Oscar and the girl stood looking vacantly at each other for a moment, and then he turned away and walked up the street with a new sensation--the blank, desolating sensation of not having a roof over his head. No one knows what it means to be one night homeless in a great city except those who have gone through it. It is not so much the poverty of privation that is hard to bear as the sense of utter worthlessness, of being less to the world than its dogs, for they are cared for, or its horses for they are housed.
His money was gone, and he had no luggage in his hands to make shift to find another lodging with, so he walked on and on, up Lower Regent Street and across Piccadilly, through noisy throngs of people--young women smoking cigarettes, young men laughing and singing and a bedraggled girl being lugged along by a policeman--on and on until he came to a wide and quiet thoroughfare where a line of broughams waited outside a house that was brilliantly lighted up, and there he paused in his aimless perambulation to listen to the music that was coming through the open windows.
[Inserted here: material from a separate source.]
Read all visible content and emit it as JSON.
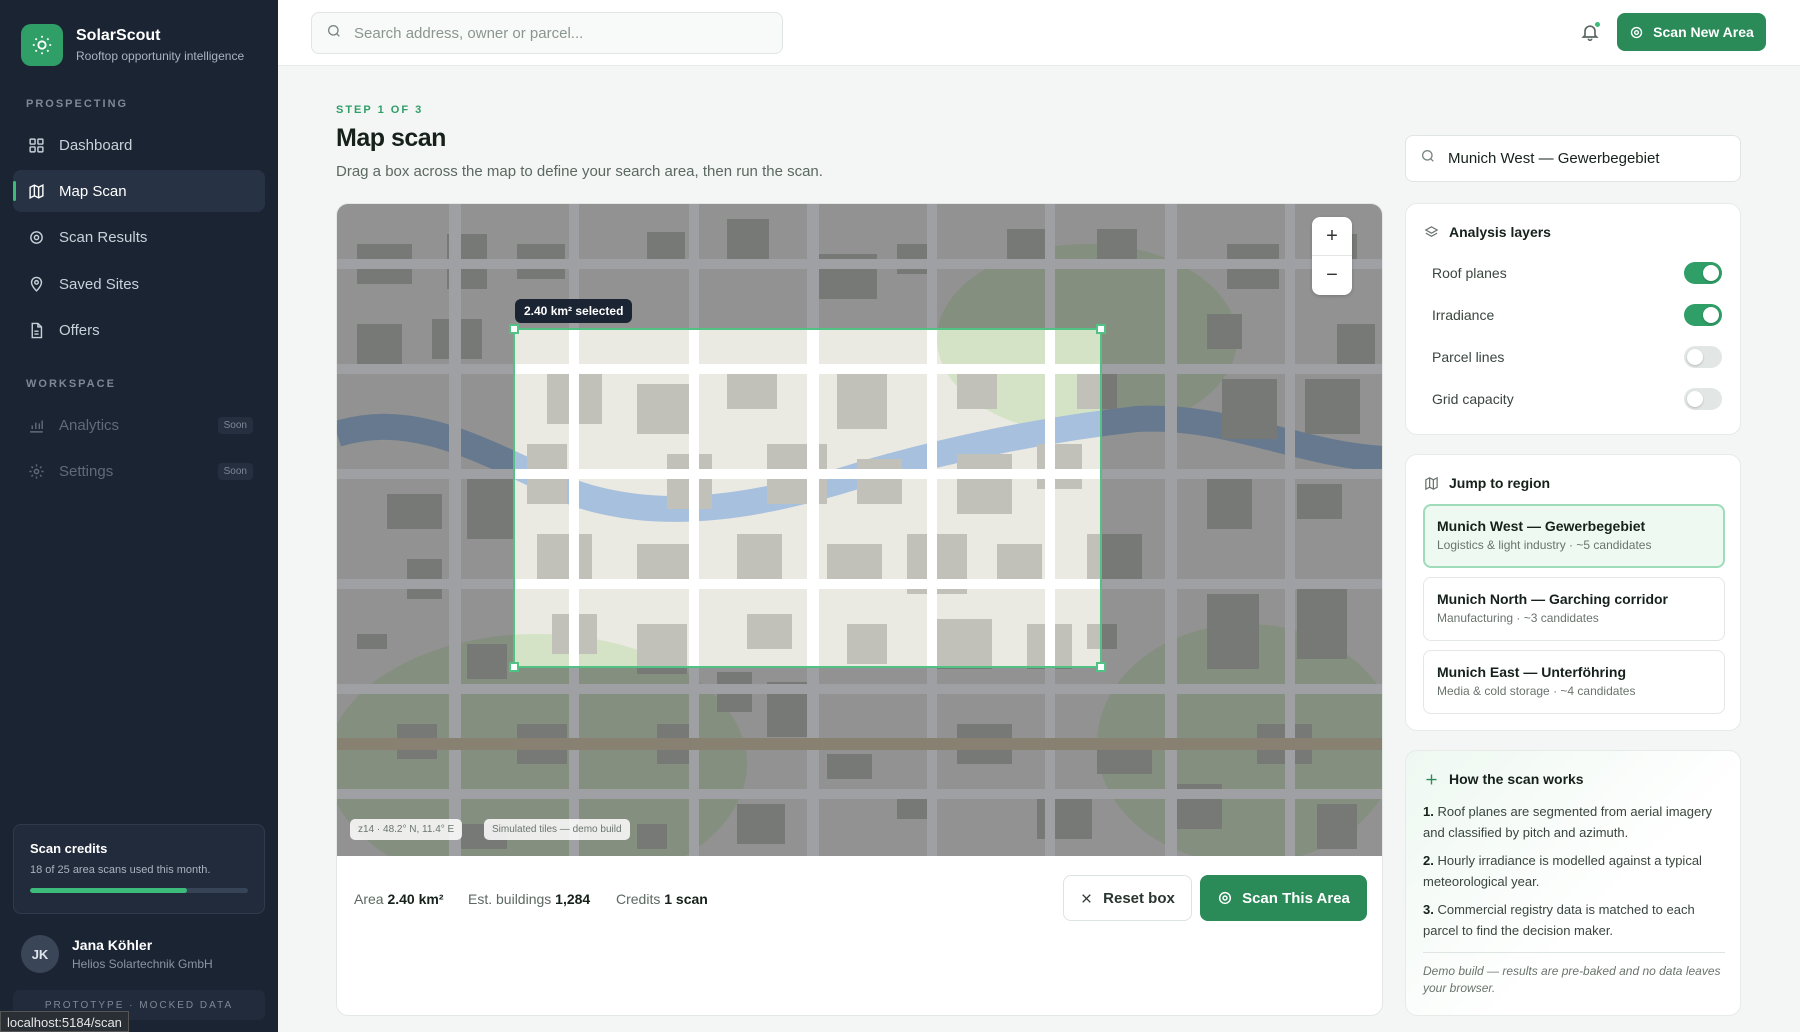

He had been asking himself for the hundredth time how it had come to pass that he, so lately the pampered son of his father--who was the Governor of his people and their upright judge--was tramping the streets of London without a penny in his pocket or a roof to cover him, when the door opened and an elderly gentleman came out bare-headed to escort some ladies to their carriage. Then his stunned faculties awoke and he saw where he was standing. He was outside the house of his father's friend, the banker. The deep remembrance came back to him of the time, so near yet so far away, when he himself, with Thora and Helga, had been honored guests in that house, and lest the banker should see him, the wayfarer he then was, skulking there at that untimely hour, he turned about and walked quickly away.
Nothing that had happened on that evil night had wounded his feelings so acutely, or made him feel so surely that rescue from his accursed condition there could be none. Was it to be a part of his punishment that even when his senses slept he was to be constantly brought up against himself and reminded of the days that were dead? If so, life would be unendurable, and existence an everlasting hell. Did Nature never forget? Did God never forgive?
Half an hour afterward he was walking along the Embankment, past the crouching and sleeping forms of the sordid things whom the city casts out on to the river's bank by night; and looking wildly at the waters of the Thames, glistening and glimmering under the electric light, he asked himself why he should not end it all and have done with further torture.
What was the thought that restrained him? Was it the thought of his dead wife whose memory was to be a safeguard against sin and a perpetual inspiration? No!
By the inscrutable will of fate it was the thought of the one being whose love had wrecked him--it was the thought of Helga. In spite of the pledge he had given to the Governor, he could not help thinking of her. No day had been so dark but he had thought of her on going to bed at night and on awakening in the morning. She was gone, they might never meet again, their love was a page of his life which he had crossed out and turned down for ever, yet her eyes were in his eyes and her smile was the only sunshine that shone upon his face.
The thought of Thora was a sweet and sacred thing which he had wrapped up and laid by in the lavender of memory, but the thought of Helga was warm and alive and always with him. It was with him now, and it saved his soul from despair and his body from death.
III
Before Oscar's letter reached Iceland many changes had taken place there. The estrangement of the Governor and the Factor had developed into open antagonism. Everybody knew of it and the enemies of each had been playing upon his hatred of the other.